In the mid-1990s, the program began to revitalize and so the US and Germany signed a Memorandum of Agreement in April 1999 to start collaboration on the VECTOR program to capitalize on this previous investment. The $53 million VECTOR program began in January 2000. VECTOR is a joint venture that includes the US Navy, Germany's defense procurement agency BWB, Boeing's Phantom Works, and DASA; it was initially expected to involve Sweden, which pulled out due to fiscal constraints. As the site for the flight testing, Naval Air Station Patuxent River in Maryland was chosen. From 2002 to 2003, the X-31 flew extremely short takeoff and landing approaches first on a virtual runway at 5000 feet in the sky, to ensure that the Inertial Navigation System/Global Positioning System accurately guides the aircraft with the centimeter accuracy required for on the ground landings.

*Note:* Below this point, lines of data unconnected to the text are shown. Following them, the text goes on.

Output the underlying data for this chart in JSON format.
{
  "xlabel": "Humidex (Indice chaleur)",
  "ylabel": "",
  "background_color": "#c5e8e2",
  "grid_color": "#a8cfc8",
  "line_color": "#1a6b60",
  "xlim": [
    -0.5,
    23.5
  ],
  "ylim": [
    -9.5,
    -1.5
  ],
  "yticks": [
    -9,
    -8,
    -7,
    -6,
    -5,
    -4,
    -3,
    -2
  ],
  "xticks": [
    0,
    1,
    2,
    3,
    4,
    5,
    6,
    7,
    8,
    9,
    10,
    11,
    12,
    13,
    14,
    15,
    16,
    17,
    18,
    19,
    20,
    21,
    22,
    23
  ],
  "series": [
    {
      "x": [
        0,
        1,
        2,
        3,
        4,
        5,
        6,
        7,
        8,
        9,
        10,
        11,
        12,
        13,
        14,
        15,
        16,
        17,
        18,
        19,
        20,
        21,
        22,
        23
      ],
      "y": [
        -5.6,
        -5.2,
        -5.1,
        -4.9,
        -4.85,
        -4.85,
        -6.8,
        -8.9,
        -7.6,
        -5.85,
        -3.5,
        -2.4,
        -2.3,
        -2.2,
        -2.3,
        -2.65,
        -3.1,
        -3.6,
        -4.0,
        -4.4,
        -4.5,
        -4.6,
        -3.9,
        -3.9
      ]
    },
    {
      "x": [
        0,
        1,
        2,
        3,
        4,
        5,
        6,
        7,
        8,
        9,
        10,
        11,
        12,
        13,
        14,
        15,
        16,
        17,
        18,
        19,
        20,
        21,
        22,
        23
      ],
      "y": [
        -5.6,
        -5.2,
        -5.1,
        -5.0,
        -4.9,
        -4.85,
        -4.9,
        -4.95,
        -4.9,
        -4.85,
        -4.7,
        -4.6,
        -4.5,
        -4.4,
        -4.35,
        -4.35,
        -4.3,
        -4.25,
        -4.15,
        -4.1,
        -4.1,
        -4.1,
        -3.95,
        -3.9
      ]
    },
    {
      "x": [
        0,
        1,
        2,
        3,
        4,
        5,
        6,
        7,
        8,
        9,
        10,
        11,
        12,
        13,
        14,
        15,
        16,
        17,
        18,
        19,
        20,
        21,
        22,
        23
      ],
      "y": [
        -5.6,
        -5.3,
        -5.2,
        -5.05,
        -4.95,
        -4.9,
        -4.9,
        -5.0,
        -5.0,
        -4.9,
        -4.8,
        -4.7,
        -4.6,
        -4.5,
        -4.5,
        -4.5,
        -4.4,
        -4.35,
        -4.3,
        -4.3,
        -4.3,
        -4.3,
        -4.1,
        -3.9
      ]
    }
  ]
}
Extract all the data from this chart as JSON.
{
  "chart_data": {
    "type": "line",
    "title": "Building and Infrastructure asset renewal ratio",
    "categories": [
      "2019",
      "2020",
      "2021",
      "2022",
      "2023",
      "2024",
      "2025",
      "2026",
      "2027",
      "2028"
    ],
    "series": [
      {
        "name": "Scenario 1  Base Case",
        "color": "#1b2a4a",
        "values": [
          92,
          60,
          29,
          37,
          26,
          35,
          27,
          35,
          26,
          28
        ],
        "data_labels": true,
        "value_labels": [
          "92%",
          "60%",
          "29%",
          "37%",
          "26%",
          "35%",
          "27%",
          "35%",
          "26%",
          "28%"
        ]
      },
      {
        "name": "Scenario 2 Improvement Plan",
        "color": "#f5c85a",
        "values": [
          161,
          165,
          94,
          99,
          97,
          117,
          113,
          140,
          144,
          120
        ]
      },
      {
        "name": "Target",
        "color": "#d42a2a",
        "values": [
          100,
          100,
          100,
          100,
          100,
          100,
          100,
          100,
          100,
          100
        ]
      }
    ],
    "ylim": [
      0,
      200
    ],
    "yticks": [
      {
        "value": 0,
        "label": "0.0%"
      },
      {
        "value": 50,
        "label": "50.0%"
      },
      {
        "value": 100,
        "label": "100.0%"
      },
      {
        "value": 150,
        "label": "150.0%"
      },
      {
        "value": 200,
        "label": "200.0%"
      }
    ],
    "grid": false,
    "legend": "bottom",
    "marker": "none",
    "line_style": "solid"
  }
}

The program then culminated in the first ever autonomous landing of a crewed aircraft with high angle of attack (24 degree) and short landing. The technologies involved a differential GPS System based on pseudolite technology from Integrinautics and a miniaturized flush air data system from Nordmicro.

=== Aircraft built ===
- BuNo 164584, 292 flights – crashed on January 19, 1995, north of Edwards AFB, California. The crash was caused by ice inside the pitot tube, sending incorrect airspeed data to the flight control computers. Contributing factors included the replacement of a heated pitot tube with an unheated Kiel probe, and ground crew/pilot ignorance of an option to override computer control. The pilot ejected safely. NASA issued in 2005 a film, "X-31: Breaking the Chain", reviewing the events. The novelty of the X-31 trials was computer control of its revolutionary flight controls (canard wing and engine baffles) to effect maneuvers impossible for conventional jet fighters. The film discusses at length the combination of independent errors (e.g. that the accompanying chase pilot could not hear the test pilot's radio conversation with his base) in prompting loss of control, when the test pilot (correctly) ejected to save his life. Film of the crash shows the aircraft in unusual attitudes as the computer applied its false data to attempt to control flight after the pilot ejected.
- BuNo 164585, 288 flights, the last one being in 2003. Put on permanent display at Deutsches Museum Flugwerft Schleissheim in Germany.